昨日、別の作業をしている最中に、無題のファイルを保存しないで閉じてしまいました。ときどきこういうミスをします。さらっと書けたときに、起こりがちです。また同じことを書くのもどうかと思って、昨日は別のものを書きましたが、また戻ってきました。

ゲイリー・クラインの『「洞察力」があらゆる問題を解決する』にあるIT化を判断するための4つのガイドラインを先日列記しました。ITシステムが高度化したら、利用者からの要求が高くなります。その参考になるかもしれません。以下の4つでした。

[1]ITシステムは、作業の効率をより一層向上させてくれるはずである
[2]ITシステムは、重要な手がかりを明確に表示してくれるはずである
[3]ITシステムは、無関係なデータをフィルターにかけて処理するはずである
[4]ITシステムは、人が目的に向かって進行していることを管理してくれるはずである

普通なら[1]だけが問題になるでしょう。しかしもともと判断基準が違いますから、[1]であっても、クラインの評価は通常のものとは違います。ITの技術者からはほとんど無視される話でしょうし、業務を作る側の人間ならポイントをついていると感じるでしょう。

      

2 わかりにくい説明の読解

クラインが作業効率について語るとき、通常のシステムの利用とは違った条件が示されます。作業内容が変わることを問題にするのです。[明確な作業内容がすでに決められていて、安定した条件で作業が行われる場合]にITシステムは上手く適用されます。

ところがもっといい方法をとろうと、[作業内容が変更されるのならば、そのITシステムはもう適用できない]でしょう。あたりまえです。ITシステムをその都度変更するのは無理でしょう。どうしてもシステムを絡めない一定の領域が必要になりそうです。
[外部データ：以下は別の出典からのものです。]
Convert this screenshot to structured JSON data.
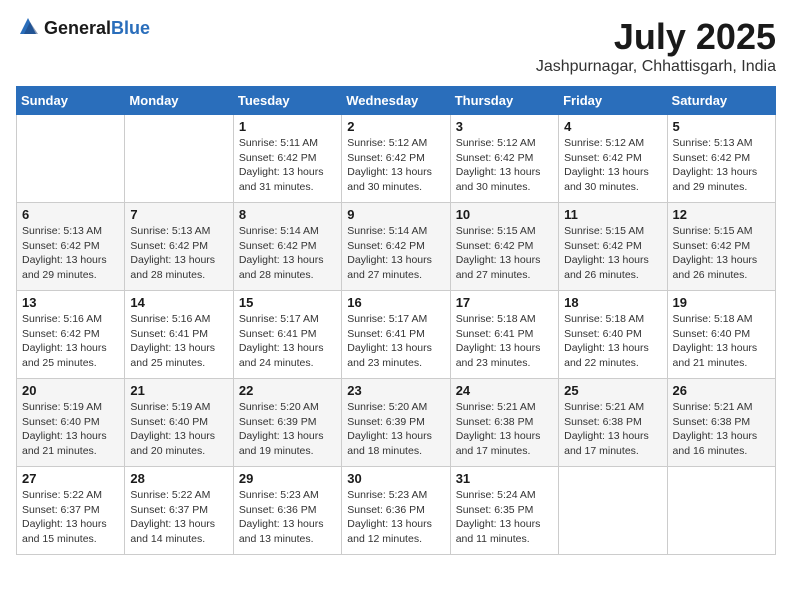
{
  "header": {
    "logo_general": "General",
    "logo_blue": "Blue",
    "month": "July 2025",
    "location": "Jashpurnagar, Chhattisgarh, India"
  },
  "weekdays": [
    "Sunday",
    "Monday",
    "Tuesday",
    "Wednesday",
    "Thursday",
    "Friday",
    "Saturday"
  ],
  "weeks": [
    [
      {
        "day": "",
        "detail": ""
      },
      {
        "day": "",
        "detail": ""
      },
      {
        "day": "1",
        "detail": "Sunrise: 5:11 AM\nSunset: 6:42 PM\nDaylight: 13 hours and 31 minutes."
      },
      {
        "day": "2",
        "detail": "Sunrise: 5:12 AM\nSunset: 6:42 PM\nDaylight: 13 hours and 30 minutes."
      },
      {
        "day": "3",
        "detail": "Sunrise: 5:12 AM\nSunset: 6:42 PM\nDaylight: 13 hours and 30 minutes."
      },
      {
        "day": "4",
        "detail": "Sunrise: 5:12 AM\nSunset: 6:42 PM\nDaylight: 13 hours and 30 minutes."
      },
      {
        "day": "5",
        "detail": "Sunrise: 5:13 AM\nSunset: 6:42 PM\nDaylight: 13 hours and 29 minutes."
      }
    ],
    [
      {
        "day": "6",
        "detail": "Sunrise: 5:13 AM\nSunset: 6:42 PM\nDaylight: 13 hours and 29 minutes."
      },
      {
        "day": "7",
        "detail": "Sunrise: 5:13 AM\nSunset: 6:42 PM\nDaylight: 13 hours and 28 minutes."
      },
      {
        "day": "8",
        "detail": "Sunrise: 5:14 AM\nSunset: 6:42 PM\nDaylight: 13 hours and 28 minutes."
      },
      {
        "day": "9",
        "detail": "Sunrise: 5:14 AM\nSunset: 6:42 PM\nDaylight: 13 hours and 27 minutes."
      },
      {
        "day": "10",
        "detail": "Sunrise: 5:15 AM\nSunset: 6:42 PM\nDaylight: 13 hours and 27 minutes."
      },
      {
        "day": "11",
        "detail": "Sunrise: 5:15 AM\nSunset: 6:42 PM\nDaylight: 13 hours and 26 minutes."
      },
      {
        "day": "12",
        "detail": "Sunrise: 5:15 AM\nSunset: 6:42 PM\nDaylight: 13 hours and 26 minutes."
      }
    ],
    [
      {
        "day": "13",
        "detail": "Sunrise: 5:16 AM\nSunset: 6:42 PM\nDaylight: 13 hours and 25 minutes."
      },
      {
        "day": "14",
        "detail": "Sunrise: 5:16 AM\nSunset: 6:41 PM\nDaylight: 13 hours and 25 minutes."
      },
      {
        "day": "15",
        "detail": "Sunrise: 5:17 AM\nSunset: 6:41 PM\nDaylight: 13 hours and 24 minutes."
      },
      {
        "day": "16",
        "detail": "Sunrise: 5:17 AM\nSunset: 6:41 PM\nDaylight: 13 hours and 23 minutes."
      },
      {
        "day": "17",
        "detail": "Sunrise: 5:18 AM\nSunset: 6:41 PM\nDaylight: 13 hours and 23 minutes."
      },
      {
        "day": "18",
        "detail": "Sunrise: 5:18 AM\nSunset: 6:40 PM\nDaylight: 13 hours and 22 minutes."
      },
      {
        "day": "19",
        "detail": "Sunrise: 5:18 AM\nSunset: 6:40 PM\nDaylight: 13 hours and 21 minutes."
      }
    ],
    [
      {
        "day": "20",
        "detail": "Sunrise: 5:19 AM\nSunset: 6:40 PM\nDaylight: 13 hours and 21 minutes."
      },
      {
        "day": "21",
        "detail": "Sunrise: 5:19 AM\nSunset: 6:40 PM\nDaylight: 13 hours and 20 minutes."
      },
      {
        "day": "22",
        "detail": "Sunrise: 5:20 AM\nSunset: 6:39 PM\nDaylight: 13 hours and 19 minutes."
      },
      {
        "day": "23",
        "detail": "Sunrise: 5:20 AM\nSunset: 6:39 PM\nDaylight: 13 hours and 18 minutes."
      },
      {
        "day": "24",
        "detail": "Sunrise: 5:21 AM\nSunset: 6:38 PM\nDaylight: 13 hours and 17 minutes."
      },
      {
        "day": "25",
        "detail": "Sunrise: 5:21 AM\nSunset: 6:38 PM\nDaylight: 13 hours and 17 minutes."
      },
      {
        "day": "26",
        "detail": "Sunrise: 5:21 AM\nSunset: 6:38 PM\nDaylight: 13 hours and 16 minutes."
      }
    ],
    [
      {
        "day": "27",
        "detail": "Sunrise: 5:22 AM\nSunset: 6:37 PM\nDaylight: 13 hours and 15 minutes."
      },
      {
        "day": "28",
        "detail": "Sunrise: 5:22 AM\nSunset: 6:37 PM\nDaylight: 13 hours and 14 minutes."
      },
      {
        "day": "29",
        "detail": "Sunrise: 5:23 AM\nSunset: 6:36 PM\nDaylight: 13 hours and 13 minutes."
      },
      {
        "day": "30",
        "detail": "Sunrise: 5:23 AM\nSunset: 6:36 PM\nDaylight: 13 hours and 12 minutes."
      },
      {
        "day": "31",
        "detail": "Sunrise: 5:24 AM\nSunset: 6:35 PM\nDaylight: 13 hours and 11 minutes."
      },
      {
        "day": "",
        "detail": ""
      },
      {
        "day": "",
        "detail": ""
      }
    ]
  ]
}
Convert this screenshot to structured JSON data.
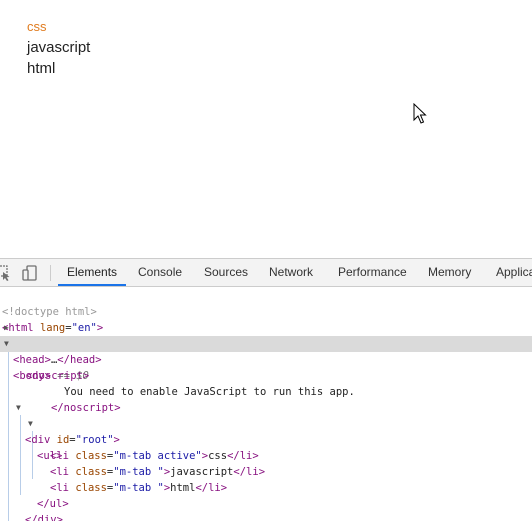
{
  "page": {
    "tabs": [
      {
        "label": "css",
        "active": true
      },
      {
        "label": "javascript",
        "active": false
      },
      {
        "label": "html",
        "active": false
      }
    ],
    "cursor_icon": "mouse-pointer-icon"
  },
  "devtools": {
    "toolbar_icons": [
      "inspect-element-icon",
      "device-toolbar-icon"
    ],
    "tabs": [
      "Elements",
      "Console",
      "Sources",
      "Network",
      "Performance",
      "Memory",
      "Applica"
    ],
    "active_tab": "Elements",
    "dom": {
      "doctype": "<!doctype html>",
      "html_tag": "html",
      "html_lang_attr": "lang",
      "html_lang_val": "\"en\"",
      "head_tag": "head",
      "head_ellipsis": "…",
      "body_tag": "body",
      "body_marker": " == $0",
      "noscript_tag": "noscript",
      "noscript_text": "You need to enable JavaScript to run this app.",
      "div_tag": "div",
      "div_id_attr": "id",
      "div_id_val": "\"root\"",
      "ul_tag": "ul",
      "li_tag": "li",
      "li_class_attr": "class",
      "li_items": [
        {
          "class_val": "\"m-tab active\"",
          "text": "css"
        },
        {
          "class_val": "\"m-tab \"",
          "text": "javascript"
        },
        {
          "class_val": "\"m-tab \"",
          "text": "html"
        }
      ],
      "comment_partial": "<!--"
    },
    "colors": {
      "tag": "#881280",
      "attr_name": "#994500",
      "attr_value": "#1a1aa6",
      "active_tab_underline": "#1a73e8",
      "selected_row": "#dadada",
      "active_page_tab": "#e07c20"
    }
  }
}
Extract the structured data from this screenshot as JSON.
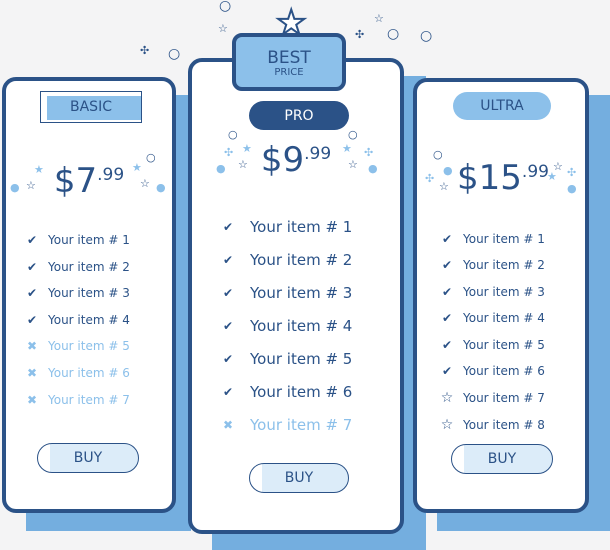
{
  "colors": {
    "navy": "#2b5287",
    "light_blue": "#8cc0ea",
    "shadow_blue": "#74aedf",
    "background": "#f4f4f5"
  },
  "plans": [
    {
      "name": "BASIC",
      "price_main": "$7",
      "price_cents": ".99",
      "buy_label": "BUY",
      "items": [
        {
          "label": "Your item # 1",
          "icon": "check-icon"
        },
        {
          "label": "Your item # 2",
          "icon": "check-icon"
        },
        {
          "label": "Your item # 3",
          "icon": "check-icon"
        },
        {
          "label": "Your item # 4",
          "icon": "check-icon"
        },
        {
          "label": "Your item # 5",
          "icon": "cross-icon"
        },
        {
          "label": "Your item # 6",
          "icon": "cross-icon"
        },
        {
          "label": "Your item # 7",
          "icon": "cross-icon"
        }
      ]
    },
    {
      "name": "PRO",
      "badge_title": "BEST",
      "badge_sub": "PRICE",
      "price_main": "$9",
      "price_cents": ".99",
      "buy_label": "BUY",
      "items": [
        {
          "label": "Your item # 1",
          "icon": "check-icon"
        },
        {
          "label": "Your item # 2",
          "icon": "check-icon"
        },
        {
          "label": "Your item # 3",
          "icon": "check-icon"
        },
        {
          "label": "Your item # 4",
          "icon": "check-icon"
        },
        {
          "label": "Your item # 5",
          "icon": "check-icon"
        },
        {
          "label": "Your item # 6",
          "icon": "check-icon"
        },
        {
          "label": "Your item # 7",
          "icon": "cross-icon"
        }
      ]
    },
    {
      "name": "ULTRA",
      "price_main": "$15",
      "price_cents": ".99",
      "buy_label": "BUY",
      "items": [
        {
          "label": "Your item # 1",
          "icon": "check-icon"
        },
        {
          "label": "Your item # 2",
          "icon": "check-icon"
        },
        {
          "label": "Your item # 3",
          "icon": "check-icon"
        },
        {
          "label": "Your item # 4",
          "icon": "check-icon"
        },
        {
          "label": "Your item # 5",
          "icon": "check-icon"
        },
        {
          "label": "Your item # 6",
          "icon": "check-icon"
        },
        {
          "label": "Your item # 7",
          "icon": "star-icon"
        },
        {
          "label": "Your item # 8",
          "icon": "star-icon"
        }
      ]
    }
  ]
}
業務が変更になったら、当然のことながらシステムを変更しなくてはなりません。業務がメインであって、システムというのは道具です。仕事の仕方を改善していくのは、人間による必要不可欠な仕事でしょう。システムが改善の方法を指示するわけではありません。

クラインの説明(p.184~185)は、ややわかりにくいのです。ITシステムを入れ過ぎると、かえって効率が悪くなるということを言っています。これは読解力の問題もあると思うのですが、クラインの説明の意味が解らない方がかなりいらっしゃいました。

     

3 不完全なデータベースの利用

ガイドラインの[2]になると、システムの専門家はお手上げになるかもしれません。発想がもともと違うのです。そして、ここでも原理的な考えですから、クラインの言うことは、あたりまえなのです。しかしここでも説明の仕方が、わかりにくいかもしれません。
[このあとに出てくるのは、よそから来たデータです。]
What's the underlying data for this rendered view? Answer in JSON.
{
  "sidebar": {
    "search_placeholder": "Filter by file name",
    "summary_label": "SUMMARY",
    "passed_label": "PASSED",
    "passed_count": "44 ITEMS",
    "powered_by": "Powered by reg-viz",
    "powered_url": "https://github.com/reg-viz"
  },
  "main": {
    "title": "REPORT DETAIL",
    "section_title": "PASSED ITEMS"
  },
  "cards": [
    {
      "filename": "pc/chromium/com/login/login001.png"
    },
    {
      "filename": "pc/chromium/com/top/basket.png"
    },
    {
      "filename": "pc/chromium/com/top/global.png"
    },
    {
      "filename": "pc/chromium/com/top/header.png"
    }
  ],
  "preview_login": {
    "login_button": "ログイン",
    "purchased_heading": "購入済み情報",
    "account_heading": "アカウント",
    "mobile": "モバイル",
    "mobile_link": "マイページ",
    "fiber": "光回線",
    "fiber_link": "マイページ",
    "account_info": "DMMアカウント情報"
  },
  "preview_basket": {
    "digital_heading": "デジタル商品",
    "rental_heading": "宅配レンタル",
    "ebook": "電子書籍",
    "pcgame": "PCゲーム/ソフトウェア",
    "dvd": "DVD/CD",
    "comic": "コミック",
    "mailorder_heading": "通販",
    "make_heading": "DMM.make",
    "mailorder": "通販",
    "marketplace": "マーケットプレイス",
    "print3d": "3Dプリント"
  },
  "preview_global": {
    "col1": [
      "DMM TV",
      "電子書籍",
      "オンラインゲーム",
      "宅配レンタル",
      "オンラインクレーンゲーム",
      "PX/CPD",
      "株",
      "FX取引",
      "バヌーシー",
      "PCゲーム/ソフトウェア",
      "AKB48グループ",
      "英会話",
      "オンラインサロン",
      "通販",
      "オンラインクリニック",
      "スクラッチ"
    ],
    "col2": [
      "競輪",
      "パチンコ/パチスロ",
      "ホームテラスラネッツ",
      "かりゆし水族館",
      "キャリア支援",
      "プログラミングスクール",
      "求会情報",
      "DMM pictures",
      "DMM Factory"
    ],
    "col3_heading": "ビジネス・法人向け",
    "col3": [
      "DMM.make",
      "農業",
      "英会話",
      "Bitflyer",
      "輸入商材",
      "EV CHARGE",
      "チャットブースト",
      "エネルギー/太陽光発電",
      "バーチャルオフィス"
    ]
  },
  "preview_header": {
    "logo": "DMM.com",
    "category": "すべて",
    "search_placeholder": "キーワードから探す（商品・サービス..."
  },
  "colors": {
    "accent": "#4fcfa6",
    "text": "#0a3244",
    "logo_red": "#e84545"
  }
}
▼コンピュータの支援システムは、データベースから出入りする情報に依存している。また、そうしたデータベースは構造化されているので、利用者は情報を見失うことなくして操作することが出来る。 p.186

ここまでは当然のことでしょう。クラインは言います。[知的労働者たちがさらにアイディアを出すことで考え方を改めるのならば、元来のデータベースの構造は古くなってしまうのである]。ITの方々に問いかけてみると、たいてい意味不明…となります。

データベースを完璧に構築することはまず無理でしょう。頼れるほどのデータがそろう組織などごく少数です。だから限られたデータを上手に使わなくてはなりません。ITシステムに依存しすぎると、洞察力を[発揮するうえでの障害になる]ということです。

従来からのITシステムに対して、もっと柔らかな、もっとシンプルなシステムが欲しいというリーダーは、かなりいます。ところがITの専門家側にはそれが伝わりにくいのです。リーダーは語るのを諦めます。両者が相手の力不足を主張することになりがちです。